Samstag, 21. Mai 2011

Buchbesprechung: Bora Ćosić "Im Ministerium für Mamas Angelegenheiten".

„Mamas Angelegenheiten“ machen da weiter, wo Bora Ćosić in seinem auch in Deutschland bekannten Klassiker „Die Rolle meiner Familie in der Weltrevolution“ aufgehört hat: Mit der Erzählung des Alltags einer jugoslawischen Familie in Belgrad vor, während und nach dem Zweiten Weltkrieg. Deren Leben zwischen Normalität und dem Wahnsinn dieser Zeit beschreibt Ćosić wieder aus der Sicht des Sprösslings der Sippe, der die Absonderlichkeiten seiner Verwandtschaft so selbstverständlich hinnimmt, dass sich bald auch Leser und Leserin mit deren Absurdität abfinden.
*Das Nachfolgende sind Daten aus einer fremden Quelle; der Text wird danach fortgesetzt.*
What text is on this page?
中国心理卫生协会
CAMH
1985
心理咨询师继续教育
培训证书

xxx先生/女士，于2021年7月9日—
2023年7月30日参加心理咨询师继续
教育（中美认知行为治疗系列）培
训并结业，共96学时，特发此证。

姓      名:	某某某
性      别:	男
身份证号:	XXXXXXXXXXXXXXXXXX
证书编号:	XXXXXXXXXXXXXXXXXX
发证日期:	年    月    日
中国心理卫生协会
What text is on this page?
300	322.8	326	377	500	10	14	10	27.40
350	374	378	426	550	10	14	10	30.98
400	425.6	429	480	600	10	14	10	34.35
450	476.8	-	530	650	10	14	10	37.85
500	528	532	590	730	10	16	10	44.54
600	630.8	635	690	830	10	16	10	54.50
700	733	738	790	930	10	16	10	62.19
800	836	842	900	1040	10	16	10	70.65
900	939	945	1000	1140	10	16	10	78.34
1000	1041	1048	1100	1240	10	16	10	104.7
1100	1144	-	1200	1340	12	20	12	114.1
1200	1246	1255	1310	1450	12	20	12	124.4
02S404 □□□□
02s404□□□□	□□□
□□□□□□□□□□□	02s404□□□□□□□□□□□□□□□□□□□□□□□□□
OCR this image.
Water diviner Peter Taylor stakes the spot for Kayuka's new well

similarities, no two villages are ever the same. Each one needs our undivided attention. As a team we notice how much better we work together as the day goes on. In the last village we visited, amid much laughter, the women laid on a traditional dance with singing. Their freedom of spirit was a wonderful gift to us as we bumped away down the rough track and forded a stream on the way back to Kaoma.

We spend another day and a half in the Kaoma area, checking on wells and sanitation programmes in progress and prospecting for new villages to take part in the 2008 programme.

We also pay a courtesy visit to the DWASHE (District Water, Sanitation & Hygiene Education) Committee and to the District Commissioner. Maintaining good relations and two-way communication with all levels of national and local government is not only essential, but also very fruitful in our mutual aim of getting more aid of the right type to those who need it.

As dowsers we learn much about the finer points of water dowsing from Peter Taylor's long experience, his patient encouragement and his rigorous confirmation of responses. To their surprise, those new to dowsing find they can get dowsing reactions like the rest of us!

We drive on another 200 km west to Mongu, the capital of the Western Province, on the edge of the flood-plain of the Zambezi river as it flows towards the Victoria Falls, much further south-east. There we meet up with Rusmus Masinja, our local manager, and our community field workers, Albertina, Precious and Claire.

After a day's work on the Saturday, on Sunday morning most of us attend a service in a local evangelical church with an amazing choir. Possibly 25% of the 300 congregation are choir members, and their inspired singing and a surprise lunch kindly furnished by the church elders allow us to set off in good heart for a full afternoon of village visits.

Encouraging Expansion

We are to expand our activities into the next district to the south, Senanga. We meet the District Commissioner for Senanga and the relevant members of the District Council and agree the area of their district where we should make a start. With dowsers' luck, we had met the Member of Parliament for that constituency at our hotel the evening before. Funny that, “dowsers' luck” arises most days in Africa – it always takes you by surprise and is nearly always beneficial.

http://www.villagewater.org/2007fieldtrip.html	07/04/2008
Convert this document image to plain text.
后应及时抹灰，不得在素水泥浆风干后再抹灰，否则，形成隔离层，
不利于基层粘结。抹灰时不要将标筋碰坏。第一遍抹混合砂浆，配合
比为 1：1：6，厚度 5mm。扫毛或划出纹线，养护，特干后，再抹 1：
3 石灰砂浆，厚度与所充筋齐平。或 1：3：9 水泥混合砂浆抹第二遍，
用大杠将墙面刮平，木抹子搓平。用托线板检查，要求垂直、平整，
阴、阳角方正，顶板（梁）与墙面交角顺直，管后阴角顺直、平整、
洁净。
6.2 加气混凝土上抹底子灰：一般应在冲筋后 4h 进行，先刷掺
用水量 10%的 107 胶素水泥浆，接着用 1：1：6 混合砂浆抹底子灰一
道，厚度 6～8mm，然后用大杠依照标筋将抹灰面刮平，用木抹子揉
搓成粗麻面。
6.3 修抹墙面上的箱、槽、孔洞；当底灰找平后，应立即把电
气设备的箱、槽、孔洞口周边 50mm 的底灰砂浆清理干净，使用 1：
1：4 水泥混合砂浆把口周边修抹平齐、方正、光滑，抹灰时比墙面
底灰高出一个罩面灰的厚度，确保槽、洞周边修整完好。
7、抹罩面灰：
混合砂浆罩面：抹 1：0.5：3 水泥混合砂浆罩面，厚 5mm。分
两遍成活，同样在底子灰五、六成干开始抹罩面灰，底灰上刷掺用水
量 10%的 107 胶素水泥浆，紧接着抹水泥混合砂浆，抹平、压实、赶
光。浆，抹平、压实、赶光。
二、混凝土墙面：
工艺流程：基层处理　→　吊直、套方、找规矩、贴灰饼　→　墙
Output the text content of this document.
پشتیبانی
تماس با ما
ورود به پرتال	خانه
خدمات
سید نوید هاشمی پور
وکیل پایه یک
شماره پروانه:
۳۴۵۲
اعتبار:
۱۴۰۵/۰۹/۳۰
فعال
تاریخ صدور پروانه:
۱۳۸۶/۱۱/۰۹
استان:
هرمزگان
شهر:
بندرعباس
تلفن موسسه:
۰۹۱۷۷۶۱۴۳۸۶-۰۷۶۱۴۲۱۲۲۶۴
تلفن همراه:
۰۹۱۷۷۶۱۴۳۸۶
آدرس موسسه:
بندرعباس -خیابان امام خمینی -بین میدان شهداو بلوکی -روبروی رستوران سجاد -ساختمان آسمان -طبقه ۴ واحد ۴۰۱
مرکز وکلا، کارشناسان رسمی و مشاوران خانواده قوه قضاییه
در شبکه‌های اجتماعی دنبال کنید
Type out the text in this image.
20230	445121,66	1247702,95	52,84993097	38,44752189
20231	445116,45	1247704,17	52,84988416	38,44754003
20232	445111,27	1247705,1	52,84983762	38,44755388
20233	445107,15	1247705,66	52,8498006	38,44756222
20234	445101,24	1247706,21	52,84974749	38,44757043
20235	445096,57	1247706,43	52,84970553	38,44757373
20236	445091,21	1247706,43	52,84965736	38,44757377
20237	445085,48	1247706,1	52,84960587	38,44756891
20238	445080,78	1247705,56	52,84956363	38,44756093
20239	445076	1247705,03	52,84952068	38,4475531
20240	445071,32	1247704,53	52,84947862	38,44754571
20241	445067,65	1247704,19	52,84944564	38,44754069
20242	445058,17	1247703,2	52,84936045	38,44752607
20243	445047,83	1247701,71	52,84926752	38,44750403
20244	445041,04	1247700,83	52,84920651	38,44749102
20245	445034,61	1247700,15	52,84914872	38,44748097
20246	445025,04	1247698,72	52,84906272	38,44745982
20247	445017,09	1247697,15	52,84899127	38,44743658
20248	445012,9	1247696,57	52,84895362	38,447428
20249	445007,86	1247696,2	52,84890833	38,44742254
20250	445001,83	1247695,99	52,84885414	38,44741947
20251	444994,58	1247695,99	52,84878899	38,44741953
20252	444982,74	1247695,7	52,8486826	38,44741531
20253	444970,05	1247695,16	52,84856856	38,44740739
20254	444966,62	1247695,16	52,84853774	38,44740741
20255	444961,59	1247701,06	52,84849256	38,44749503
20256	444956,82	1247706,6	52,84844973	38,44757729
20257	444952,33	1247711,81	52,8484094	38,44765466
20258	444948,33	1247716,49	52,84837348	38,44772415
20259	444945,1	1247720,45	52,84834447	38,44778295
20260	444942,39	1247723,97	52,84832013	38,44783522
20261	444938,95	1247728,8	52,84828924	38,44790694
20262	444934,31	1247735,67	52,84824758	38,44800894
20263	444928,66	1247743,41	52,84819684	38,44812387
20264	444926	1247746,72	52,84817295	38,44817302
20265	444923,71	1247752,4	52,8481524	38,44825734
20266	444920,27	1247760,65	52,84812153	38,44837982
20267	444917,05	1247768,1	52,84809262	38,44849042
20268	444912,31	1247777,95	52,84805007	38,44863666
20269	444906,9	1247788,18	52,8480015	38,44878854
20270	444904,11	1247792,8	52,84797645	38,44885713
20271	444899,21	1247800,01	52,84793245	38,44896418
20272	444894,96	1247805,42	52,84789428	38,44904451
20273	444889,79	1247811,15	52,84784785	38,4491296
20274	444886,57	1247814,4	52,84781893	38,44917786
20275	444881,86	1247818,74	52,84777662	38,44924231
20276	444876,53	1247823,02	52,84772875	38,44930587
Alle kommen sie zu Wort: Die Tanten ungefragt zu wirklich jedem Thema, der Schürzen jagende Onkel am liebsten über Frauen, Opa weiß es in jedem Fall besser und die vergeblich um Fassung und Anstand ringende Mama weist den schon wieder besoffenen Papa zurecht. Zwischendurch erzählen die Nachbarn die neuesten Gerüchte übereinander.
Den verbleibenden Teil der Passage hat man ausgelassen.